Курт повертел своей талией танцора и вдруг помрачнел:
– Нет, ты посмотри на левый отворот! Я же сказал ему поправить, а он так ничего и не сделал! – Он сбросил пиджак и швырнул его Оке: – На, померь… Немножко велик, конечно. Плечи у тебя поуже моих, – продолжал он своим заносчивым тоном, от которого у Оке каждый раз появлялся желчный привкус во рту. – Курт протянул ему жилет и брюки. – Но это легко поправить и недорого обойдется.
– Что ты хочешь сказать?
– Можешь оставить его себе. Чтобы я надел костюм, который сшит не как следует!
– Но… но это ведь неразумно, – выдавил из себя Оке.
Такой костюм обошелся бы ему минимум в десять недельных заработков. Неужели Курт не мог придумать лучшего способа продемонстрировать свое самомнение? Или он только разыгрывает его?
– Не хочешь взять себе – отнеси в мусорный ящик.
Оке застыл в растерянности, зажав в руках костюм.

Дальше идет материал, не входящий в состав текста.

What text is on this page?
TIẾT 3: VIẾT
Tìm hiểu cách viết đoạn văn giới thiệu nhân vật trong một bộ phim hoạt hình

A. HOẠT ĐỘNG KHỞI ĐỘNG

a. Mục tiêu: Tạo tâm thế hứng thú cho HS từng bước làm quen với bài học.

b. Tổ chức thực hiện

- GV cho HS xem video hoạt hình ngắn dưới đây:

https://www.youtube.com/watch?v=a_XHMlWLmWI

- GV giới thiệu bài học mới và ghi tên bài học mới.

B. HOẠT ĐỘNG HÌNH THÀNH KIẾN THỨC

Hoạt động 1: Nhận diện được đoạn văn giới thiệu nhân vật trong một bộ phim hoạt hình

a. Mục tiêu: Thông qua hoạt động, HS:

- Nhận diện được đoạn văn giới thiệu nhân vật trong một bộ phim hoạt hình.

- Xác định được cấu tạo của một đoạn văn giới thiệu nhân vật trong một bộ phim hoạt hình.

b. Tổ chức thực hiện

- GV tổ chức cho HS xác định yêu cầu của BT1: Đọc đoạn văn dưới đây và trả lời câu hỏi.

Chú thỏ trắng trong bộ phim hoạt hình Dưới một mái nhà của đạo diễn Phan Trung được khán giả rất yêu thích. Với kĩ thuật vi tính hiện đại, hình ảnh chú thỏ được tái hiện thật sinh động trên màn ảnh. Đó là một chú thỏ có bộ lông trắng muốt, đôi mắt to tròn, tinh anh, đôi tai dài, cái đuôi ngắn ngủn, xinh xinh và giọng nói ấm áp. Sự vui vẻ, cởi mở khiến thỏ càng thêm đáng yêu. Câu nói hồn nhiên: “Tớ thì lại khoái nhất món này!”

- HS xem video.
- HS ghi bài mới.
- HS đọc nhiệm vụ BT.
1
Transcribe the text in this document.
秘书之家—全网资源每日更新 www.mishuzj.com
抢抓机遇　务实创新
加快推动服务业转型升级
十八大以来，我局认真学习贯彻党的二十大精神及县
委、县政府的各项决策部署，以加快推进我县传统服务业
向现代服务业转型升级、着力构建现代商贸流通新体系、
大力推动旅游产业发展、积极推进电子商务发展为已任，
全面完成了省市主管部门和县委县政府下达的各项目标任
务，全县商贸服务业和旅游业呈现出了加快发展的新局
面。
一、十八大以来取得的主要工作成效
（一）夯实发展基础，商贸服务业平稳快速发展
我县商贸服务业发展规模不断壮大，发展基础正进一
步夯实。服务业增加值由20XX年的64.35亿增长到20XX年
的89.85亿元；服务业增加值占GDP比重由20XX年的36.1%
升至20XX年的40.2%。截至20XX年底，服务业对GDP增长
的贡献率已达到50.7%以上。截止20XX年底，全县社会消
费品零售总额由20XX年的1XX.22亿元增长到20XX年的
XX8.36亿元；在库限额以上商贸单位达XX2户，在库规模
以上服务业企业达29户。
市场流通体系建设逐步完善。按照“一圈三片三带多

– В мусорный ящик! – повторил Курт раздраженно.
Оке вспомнил что-то. Именно вот так – грубовато и безыскусственно – помогали друг другу рабочие, когда хотели, чтобы человек, принимая подарок, не испытывал унижения. Весь вечер его грызло сомнение: может быть, он ошибся в своей оценке Курта?
Когда Оке пришел с работы в свою новую комнату, которую делил с другим съемщиком, и повесил костюм в гардероб, партнер спросил его:
– На свадьбу собрался или на похороны? Он развозил молоко – тридцатипятилетний холостяк, обычно не очень разговорчивый. Работа заставляла его ложиться рано. Скоро с его кровати послышалось сонное бормотание и тяжелое дыхание.
Оке снял рабочий халат и сел на свою скрипучую кровать. Он устроился здесь лучше, чем прежде, но иногда ему казалось, что стены комнаты и старый пробковый мат на полу буквально источают тоску и уныние – два пугала, которые являются неотъемлемой составной частью самой системы сдачи углов… Обои были щедро разукрашены пятнами помады, напоминая о предыдущих жильцах. Прямо посреди комнаты стоял чересчур большой стол, у одной из стен – бюро. Одни только гардины, чистые и сравнительно новые, вносили некоторое оживление.
А что, если Карин уже вернулась в Стокгольм?
«Может быть, встретимся осенью. Адрес ты знаешь», – сказала она тогда.
Он прошел мысленно по широкой красивой улице вдоль залива, срезал путь напрямик по газону, поднялся на лифте на четвертый этаж и… Но он сам не знал, что будет дальше.